Diahann Carroll will co-star in director/writer/star Robert Townsend’s “The Five Heartbeats,” a film about the rise and fall of a black singing group in the 1960s. Carroll plays the wife of the group’s manager, running a modeling school who teaches the guys how to walk, dress and act with class. Dancer Harold Nicholas, of the legendary Nicholas Brothers, handles the choreography. Cameras roll March 19. Fox distributes.
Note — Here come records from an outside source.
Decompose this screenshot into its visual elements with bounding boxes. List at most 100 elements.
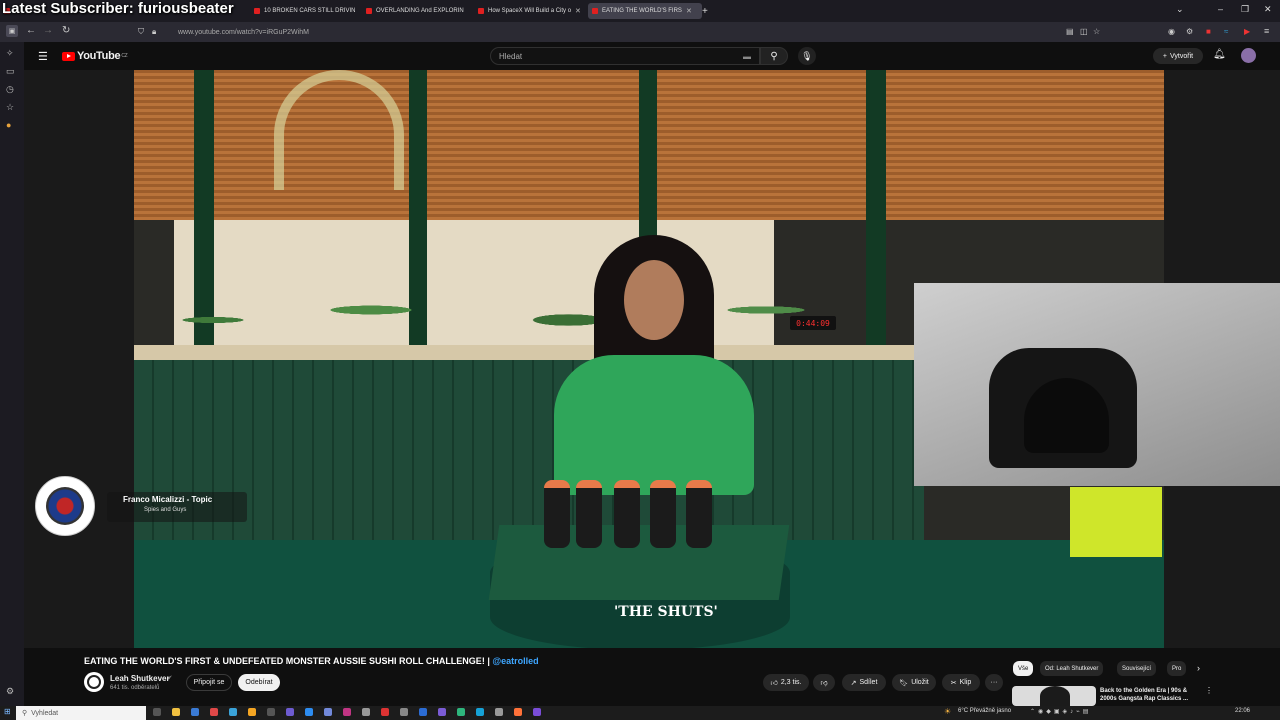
- voice-search-button[interactable]: 🎙︎: [798, 47, 816, 65]
- app-icon[interactable]: [286, 708, 294, 716]
- create-button[interactable]: + Vytvořit: [1153, 48, 1203, 64]
- app-icon[interactable]: [533, 708, 541, 716]
- close-window-icon[interactable]: ✕: [1264, 4, 1272, 15]
- youtube-logo[interactable]: YouTube CZ: [62, 50, 128, 62]
- more-vertical-icon[interactable]: ⋮: [1205, 686, 1213, 695]
- account-icon[interactable]: ◉: [1168, 27, 1175, 36]
- chip-related[interactable]: Související: [1117, 661, 1157, 676]
- weather-icon[interactable]: ☀: [944, 707, 951, 716]
- tab-label: 10 BROKEN CARS STILL DRIVIN: [264, 8, 356, 14]
- browser-tab[interactable]: 10 BROKEN CARS STILL DRIVIN✕: [254, 3, 356, 19]
- app-icon[interactable]: [419, 708, 427, 716]
- browser-tab-active[interactable]: EATING THE WORLD'S FIRS ✕: [588, 3, 702, 19]
- reader-view-icon[interactable]: ▤: [1066, 27, 1074, 36]
- app-icon[interactable]: [438, 708, 446, 716]
- extension-icon[interactable]: ●: [6, 120, 11, 130]
- chip-all[interactable]: Vše: [1013, 661, 1034, 676]
- firefox-icon[interactable]: [514, 708, 522, 716]
- browser-tab[interactable]: How SpaceX Will Build a City o ✕: [478, 3, 580, 19]
- extension-red-icon[interactable]: ■: [1206, 27, 1211, 36]
- extension-blue-icon[interactable]: ≈: [1224, 27, 1228, 36]
- app-icon[interactable]: [457, 708, 465, 716]
- extension-youtube-icon[interactable]: ▶: [1244, 27, 1250, 36]
- browser-sidebar: ✧ ▭ ◷ ☆ ● ⚙: [0, 42, 24, 706]
- sushi-roll: [614, 480, 640, 548]
- subscribed-button[interactable]: Odebírat: [238, 674, 280, 691]
- taskbar-search-placeholder: Vyhledat: [31, 709, 59, 717]
- chip-from-channel[interactable]: Od: Leah Shutkever: [1040, 661, 1104, 676]
- restore-icon[interactable]: ❐: [1241, 4, 1249, 15]
- discord-icon[interactable]: [324, 708, 332, 716]
- system-tray-icons[interactable]: ⌃◉◆▣◈♪⌁▤: [1030, 708, 1091, 715]
- menu-icon[interactable]: ≡: [1264, 26, 1269, 36]
- video-caption: 'THE SHUTS': [614, 604, 718, 620]
- keyboard-icon[interactable]: ▬: [743, 52, 751, 61]
- share-button[interactable]: ↗ Sdílet: [842, 674, 886, 691]
- pocket-icon[interactable]: ◫: [1080, 27, 1088, 36]
- thumbs-down-icon: 👎︎: [820, 680, 828, 687]
- app-icon[interactable]: [248, 708, 256, 716]
- file-explorer-icon[interactable]: [172, 708, 180, 716]
- subscriber-count: 641 tis. odběratelů: [110, 685, 160, 691]
- notifications-bell-icon[interactable]: 🔔︎: [1213, 49, 1226, 60]
- title-mention-link[interactable]: @eatrolled: [492, 656, 538, 666]
- chip-for-you[interactable]: Pro: [1167, 661, 1187, 676]
- video-title: EATING THE WORLD'S FIRST & UNDEFEATED MO…: [84, 656, 539, 666]
- save-button[interactable]: 🔖︎ Uložit: [892, 674, 936, 691]
- app-icon[interactable]: [495, 708, 503, 716]
- join-button[interactable]: Připojit se: [186, 674, 232, 691]
- close-tab-icon[interactable]: ✕: [575, 7, 580, 15]
- app-icon[interactable]: [400, 708, 408, 716]
- taskbar-clock[interactable]: 22:06: [1235, 708, 1250, 714]
- task-view-icon[interactable]: [153, 708, 161, 716]
- minimize-icon[interactable]: –: [1218, 4, 1223, 14]
- windows-start-icon[interactable]: ⊞: [4, 707, 11, 716]
- search-button[interactable]: ⚲: [760, 47, 788, 65]
- new-tab-button[interactable]: +: [702, 3, 708, 19]
- related-video-title[interactable]: Back to the Golden Era | 90s & 2000s Gan…: [1100, 687, 1200, 703]
- like-button[interactable]: 👍︎ 2,3 tis.: [763, 674, 809, 691]
- app-icon[interactable]: [229, 708, 237, 716]
- clip-button[interactable]: ✂ Klip: [942, 674, 980, 691]
- plus-icon: +: [702, 5, 708, 17]
- taskbar-weather[interactable]: 6°C Převážně jasno: [958, 708, 1011, 714]
- back-icon[interactable]: ←: [26, 25, 36, 36]
- close-tab-icon[interactable]: ✕: [686, 7, 692, 15]
- app-icon[interactable]: [343, 708, 351, 716]
- presenter-shirt: [554, 355, 754, 495]
- music-artist: Franco Micalizzi - Topic: [123, 495, 213, 504]
- avatar[interactable]: [1241, 48, 1256, 63]
- chrome-icon[interactable]: [210, 708, 218, 716]
- bookmarks-icon[interactable]: ☆: [6, 102, 14, 113]
- channel-avatar[interactable]: [84, 672, 104, 692]
- app-icon[interactable]: [362, 708, 370, 716]
- sidebar-settings-icon[interactable]: ⚙: [6, 686, 14, 697]
- ai-chat-icon[interactable]: ✧: [6, 48, 14, 59]
- guide-menu-icon[interactable]: ☰: [38, 50, 48, 63]
- search-input[interactable]: Hledat ▬: [490, 47, 760, 65]
- browser-tab[interactable]: OVERLANDING And EXPLORIN✕: [366, 3, 468, 19]
- url-bar[interactable]: www.youtube.com/watch?v=iRGuP2WihM: [134, 25, 1064, 39]
- more-actions-button[interactable]: ···: [985, 674, 1003, 691]
- youtube-play-icon: [62, 51, 75, 61]
- reload-icon[interactable]: ↻: [62, 25, 70, 36]
- taskbar-search-input[interactable]: ⚲ Vyhledat: [16, 706, 146, 720]
- presenter-face: [624, 260, 684, 340]
- app-icon[interactable]: [305, 708, 313, 716]
- tab-list-icon[interactable]: ⌄: [1176, 4, 1184, 15]
- app-icon[interactable]: [381, 708, 389, 716]
- extensions-icon[interactable]: ⚙: [1186, 27, 1193, 36]
- forward-icon[interactable]: →: [43, 25, 53, 36]
- app-icon[interactable]: [267, 708, 275, 716]
- synced-tabs-icon[interactable]: ▭: [6, 66, 15, 77]
- history-icon[interactable]: ◷: [6, 84, 14, 95]
- bookmark-star-icon[interactable]: ☆: [1093, 27, 1100, 36]
- app-icon[interactable]: [191, 708, 199, 716]
- sidebar-toggle-icon[interactable]: ▣: [6, 25, 18, 37]
- chevron-right-icon[interactable]: ›: [1197, 663, 1200, 673]
- music-song: Spies and Guys: [144, 507, 187, 513]
- app-icon[interactable]: [476, 708, 484, 716]
- related-video-thumbnail[interactable]: [1012, 686, 1096, 706]
- dislike-button[interactable]: 👎︎: [813, 674, 835, 691]
- channel-name[interactable]: Leah Shutkever: [110, 674, 170, 683]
Karen Black plays a woman who murders elderly boarders for their Social Security checks and buries her victims in the backyard in Grand Am Ltd’s “Evil Spirits,” which begins shooting in L.A. Thursday. Joan Caulfield (one of Paramount’s top stars of the ‘40s), Bert Remsen, Michael Berryman and Arte Johnson are also set in this black comedy inspired by a recent news story. Gary Graver, Orson Welles’ longtime cinematographer, directs from a script by Mikel Angel (who will also act in the film). Sidney Niekerk produces.

Raymond Burr is into the John Candy comedy “Delirious,” which rolls Wednesday in L.A. and New York for MGM/UA. Tom Mankiewicz directs this tale of a soap opera writer who awakens from an accident to discover his characters have come to life. Emma Samms, Jerry Orbach, Renee Taylor also star.